Class 9

### Topic Covered

♦ Zeroes of a Polynomial

### Zeroes of a Polynomial

Consider the polynomial p(x) = 5x^3 – 2x^2 + 3x – 2.

If we replace x by 1 everywhere in p(x), we get

p(1) = 5 × (1)^3 – 2 × (1)^2 + 3 × (1) – 2

= 5 – 2 + 3 –2

= 4

So, we say that the value of p(x) at x = 1 is 4.

Similarly, p(0) = 5(0)^3 – 2(0)^2 + 3(0) –2

= –2
Q 3240545413

Find the value of each of the following polynomials at the indicated value of variables:

(i) p(x) = 5x^2 – 3x + 7 at x = 1.

(ii) q(y) = 3y^3 – 4y + sqrt (11) at y = 2.

(iii) p(t) = 4t^4 + 5t^3 – t^2 + 6 at t = a.
Class 9 Chapter 2 Example 2
Solution:

(i) p(x) = 5x^2 – 3x + 7

The value of the polynomial p(x) at x = 1 is given by

p(1) = 5(1)^2 – 3(1) + 7

= 5 – 3 + 7 = 9

(ii) q(y) = 3y^3 – 4y + sqrt 11

The value of the polynomial q(y) at y = 2 is given by

q(2) = 3(2)^3 – 4(2) + sqrt 11 = 24 – 8 + sqrt 11 = 16 + sqrt 11

(iii) p(t) = 4t^4 + 5t^3 – t^2 + 6

The value of the polynomial p(t) at t = a is given by

p(a) = 4a^4 + 5a^3 – a^2 + 6

Now, consider the polynomial p(x) = x – 1.

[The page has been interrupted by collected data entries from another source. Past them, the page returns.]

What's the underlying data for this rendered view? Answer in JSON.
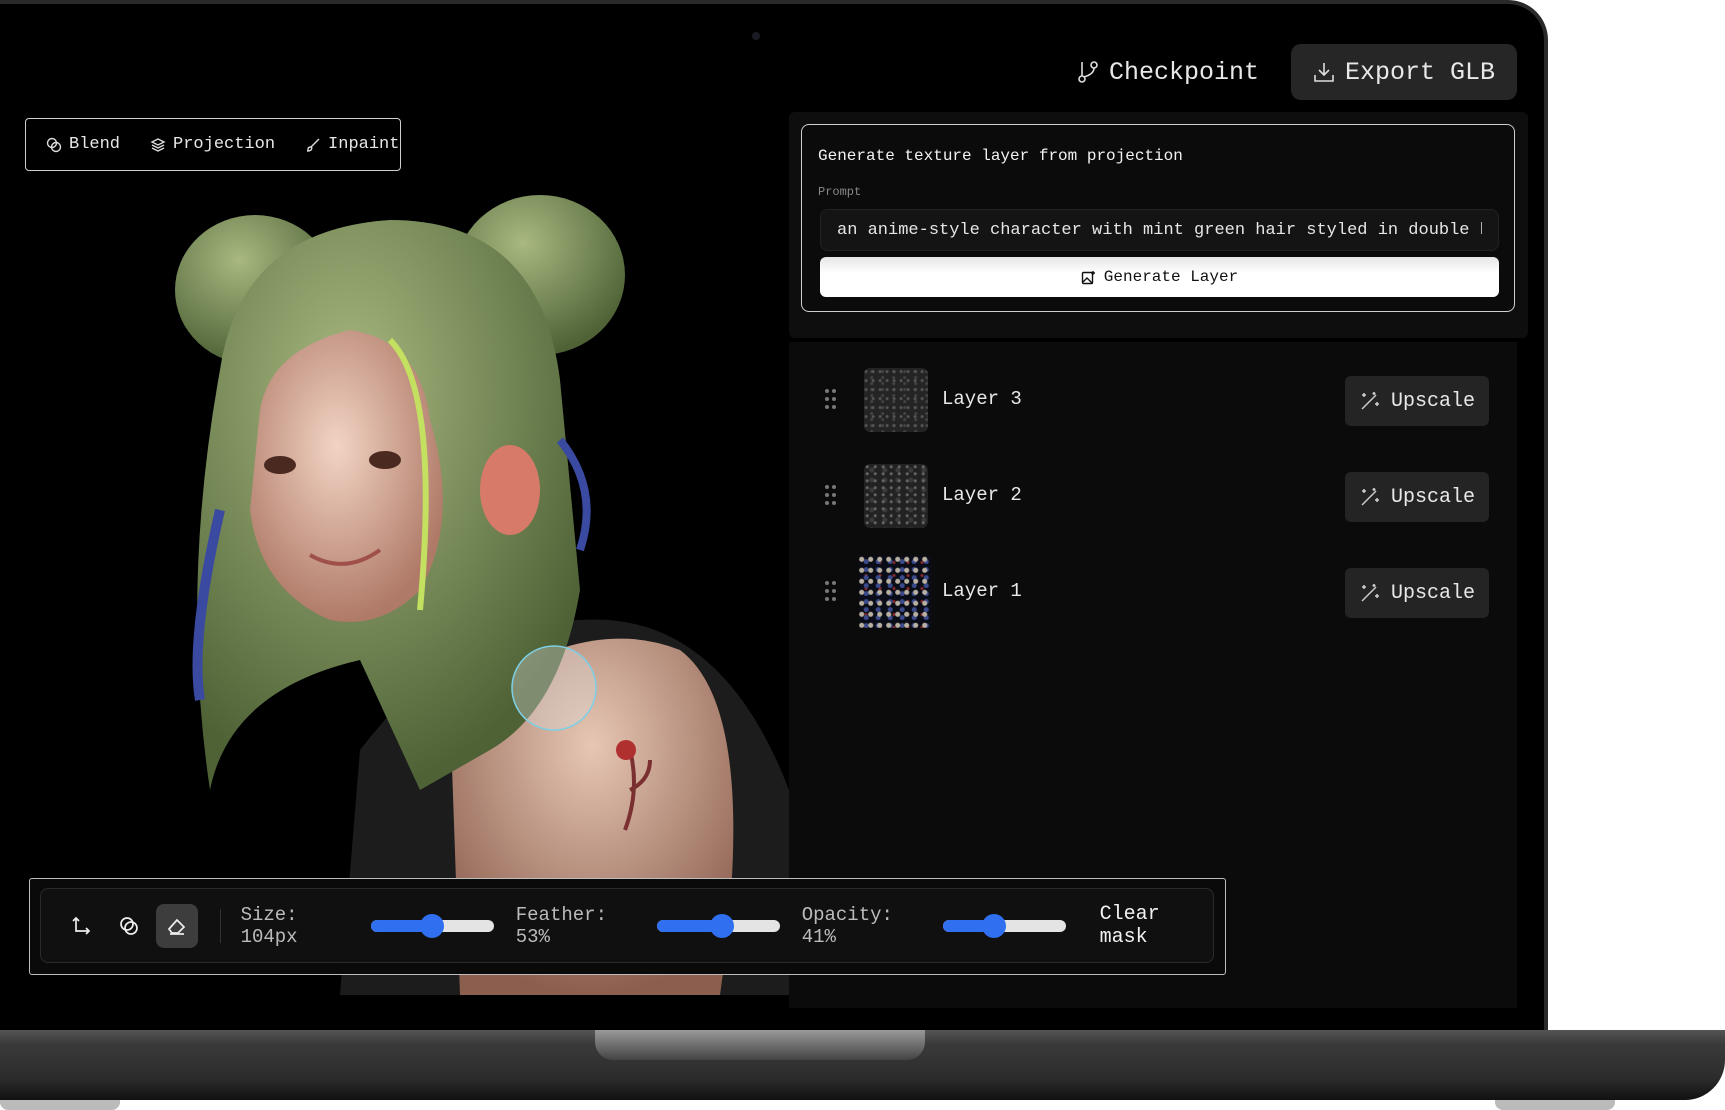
{
  "modes": [
    {
      "label": "Blend",
      "icon": "blend-icon"
    },
    {
      "label": "Projection",
      "icon": "layers-icon"
    },
    {
      "label": "Inpaint",
      "icon": "brush-icon"
    }
  ],
  "header": {
    "checkpoint_label": "Checkpoint",
    "export_label": "Export GLB"
  },
  "generate": {
    "title": "Generate texture layer from projection",
    "prompt_label": "Prompt",
    "prompt_value": "an anime-style character with mint green hair styled in double buns",
    "button_label": "Generate Layer"
  },
  "layers": [
    {
      "name": "Layer 3",
      "action": "Upscale"
    },
    {
      "name": "Layer 2",
      "action": "Upscale"
    },
    {
      "name": "Layer 1",
      "action": "Upscale"
    }
  ],
  "toolbar": {
    "size_label": "Size: 104px",
    "size_slider": 0.5,
    "feather_label": "Feather: 53%",
    "feather_slider": 0.53,
    "opacity_label": "Opacity: 41%",
    "opacity_slider": 0.42,
    "clear_label": "Clear mask",
    "active_tool": "eraser"
  },
  "colors": {
    "accent": "#2f6ff0",
    "background": "#000000",
    "panel": "#0b0b0b"
  }
}
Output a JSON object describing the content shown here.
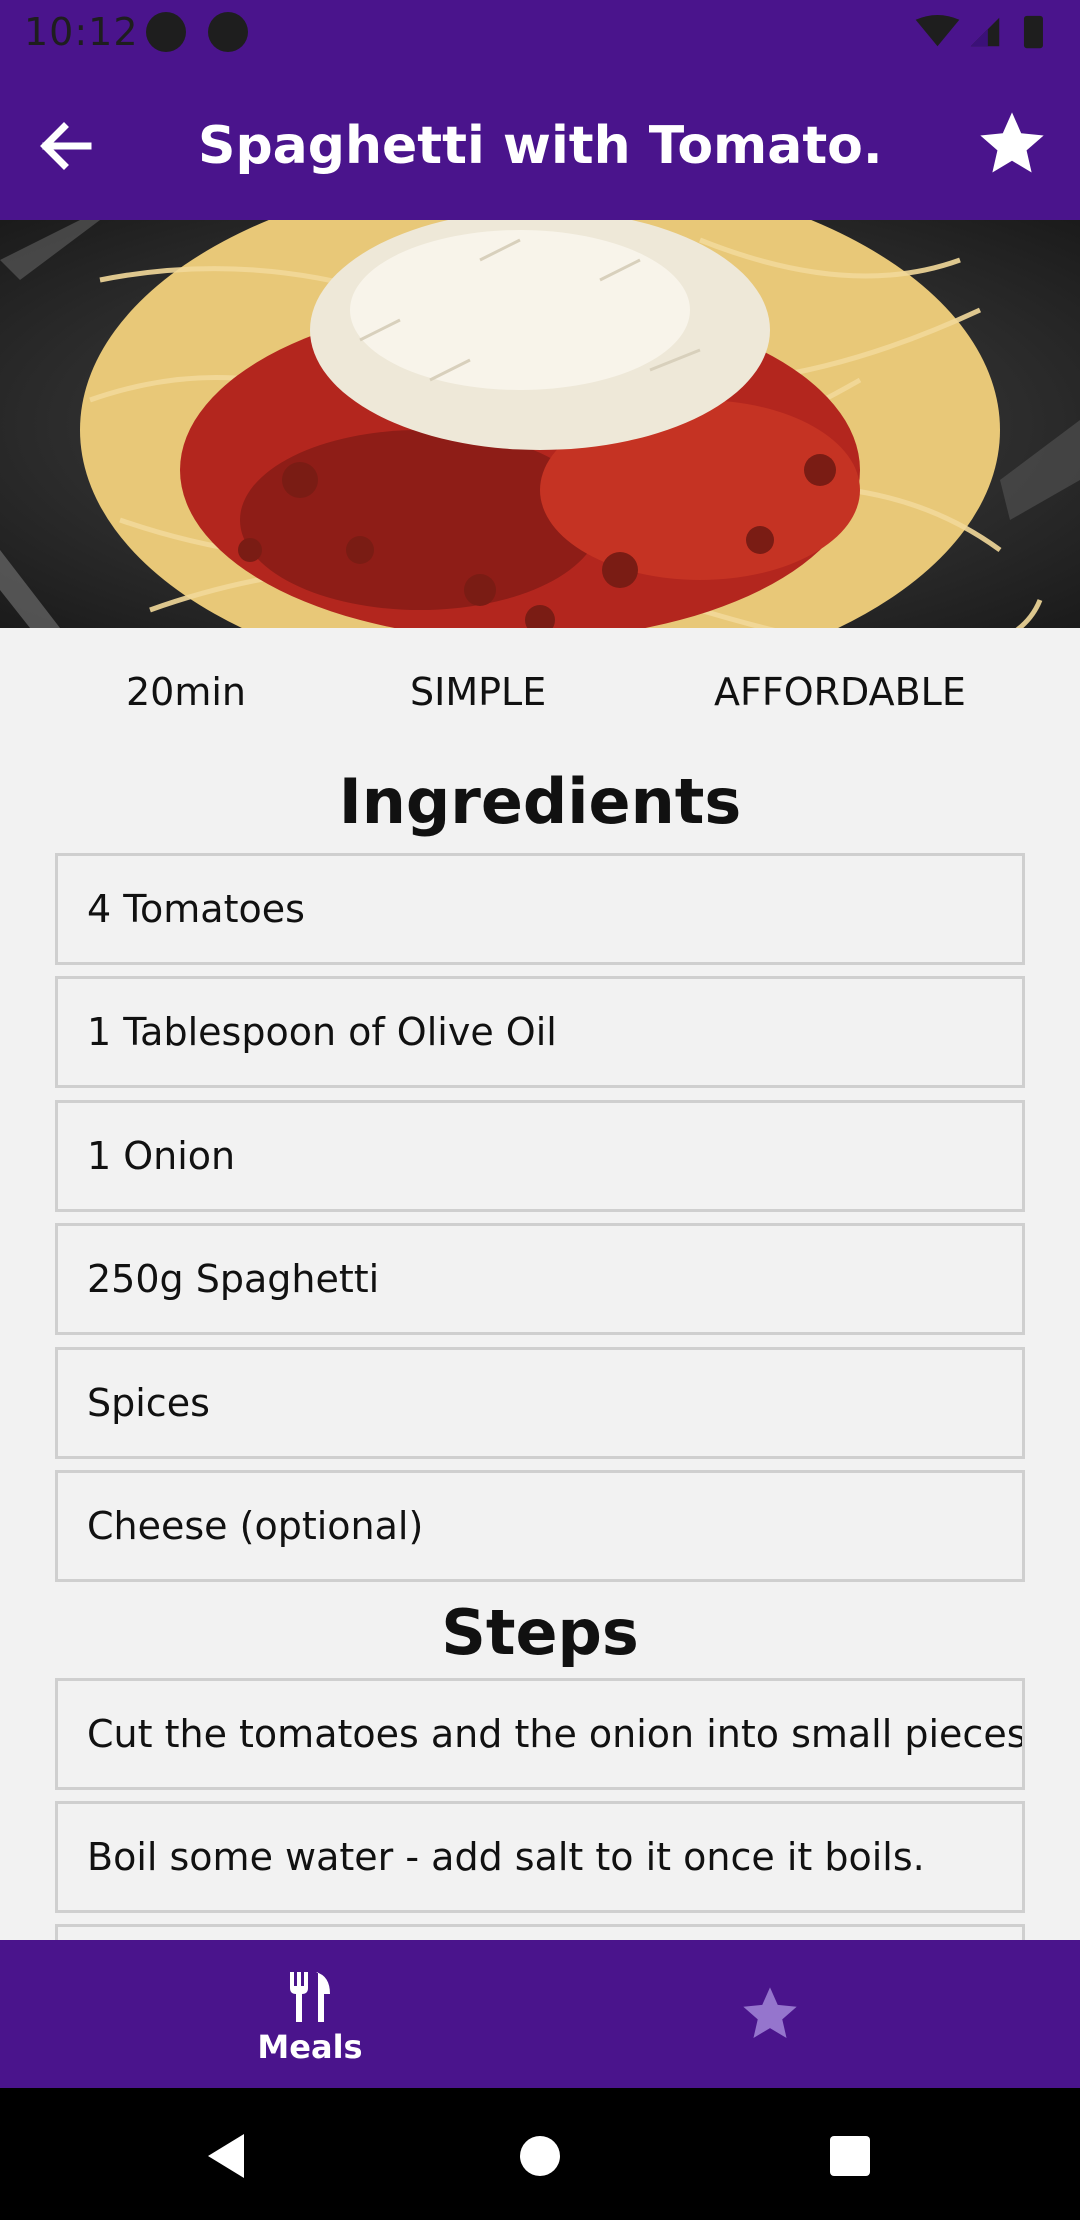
{
  "status_bar": {
    "time": "10:12"
  },
  "app_bar": {
    "title": "Spaghetti with Tomato..."
  },
  "hero": {
    "alt": "Spaghetti with tomato sauce topped with grated cheese"
  },
  "meta": {
    "duration": "20min",
    "complexity": "SIMPLE",
    "affordability": "AFFORDABLE"
  },
  "ingredients": {
    "title": "Ingredients",
    "items": [
      "4 Tomatoes",
      "1 Tablespoon of Olive Oil",
      "1 Onion",
      "250g Spaghetti",
      "Spices",
      "Cheese (optional)"
    ]
  },
  "steps": {
    "title": "Steps",
    "items": [
      "Cut the tomatoes and the onion into small pieces.",
      "Boil some water - add salt to it once it boils."
    ]
  },
  "bottom_nav": {
    "meals_label": "Meals"
  },
  "colors": {
    "primary": "#4a148c",
    "background": "#f2f2f2",
    "fav_inactive": "#9575cd"
  }
}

What is p(1)? Note that : p(1) = 1 – 1 = 0.

As p(1) = 0, we say that 1 is a zero of the polynomial p(x).

Similarly, you can check that 2 is a zero of q(x), where q(x) = x – 2.

In general, we say that a zero of a polynomial p(x) is a number c such that p(c) = 0.

You must have observed that the zero of the polynomial x – 1 is obtained by
equating it to 0, i.e., x – 1 = 0, which gives x = 1. We say p(x) = 0 is a polynomial
equation and 1 is the root of the polynomial equation p(x) = 0. So we say 1 is the zero
of the polynomial x – 1, or a root of the polynomial equation x – 1 = 0.

Now, consider the constant polynomial 5. Can you tell what its zero is? It has no
zero because replacing x by any number in 5x^0 still gives us 5. In fact, a non-zero
constant polynomial has no zero. What about the zeroes of the zero polynomial? By
convention, every real number is a zero of the zero polynomial.
Q 3250545414

Check whether –2 and 2 are zeroes of the polynomial x + 2.
Class 10 Chapter 2 Example 3
Solution:

Let p(x) = x + 2.
Then p(2) = 2 + 2 = 4, p(–2) = –2 + 2 = 0
Therefore, –2 is a zero of the polynomial x + 2, but 2 is not.
Q 3200545418

Find a zero of the polynomial p(x) = 2x + 1.
Class 9 Chapter 2 Example 4
Solution:

Finding a zero of p(x), is the same as solving the equation

p(x) = 0

Now, 2x + 1 = 0 gives us x = - 1/2

So , -1/2 is a zero of the polynomial 2x + 1.

Now, if p(x) = ax + b, a ≠ 0, is a linear polynomial, how can we find a zero of
p(x)? Example 4 may have given you some idea. Finding a zero of the polynomial p(x),
amounts to solving the polynomial equation p(x) = 0.

Now, p(x) = 0 means ax + b = 0, a ≠ 0

So, ax = –b

i.e., x = - b/a .

So, x = - b/a is the only zero of p(x), i.e., a linear polynomial has one and only one zero.

Now we can say that 1 is the zero of x – 1, and –2 is the zero of x + 2.
Q 3210645510

Verify whether 2 and 0 are zeroes of the polynomial x^2 – 2x.
Class 9 Chapter 2 Example 5
Solution:

Let p(x) = x^2 – 2x

Then p(2) = 2^2 – 4 = 4 – 4 = 0

and p(0) = 0 – 0 = 0

Hence, 2 and 0 are both zeroes of the polynomial x^2 – 2x.

Let us now list our observations:

(i) A zero of a polynomial need not be 0.

(ii) 0 may be a zero of a polynomial.

(iii) Every linear polynomial has one and only one zero.

(iv) A polynomial can have more than one zero.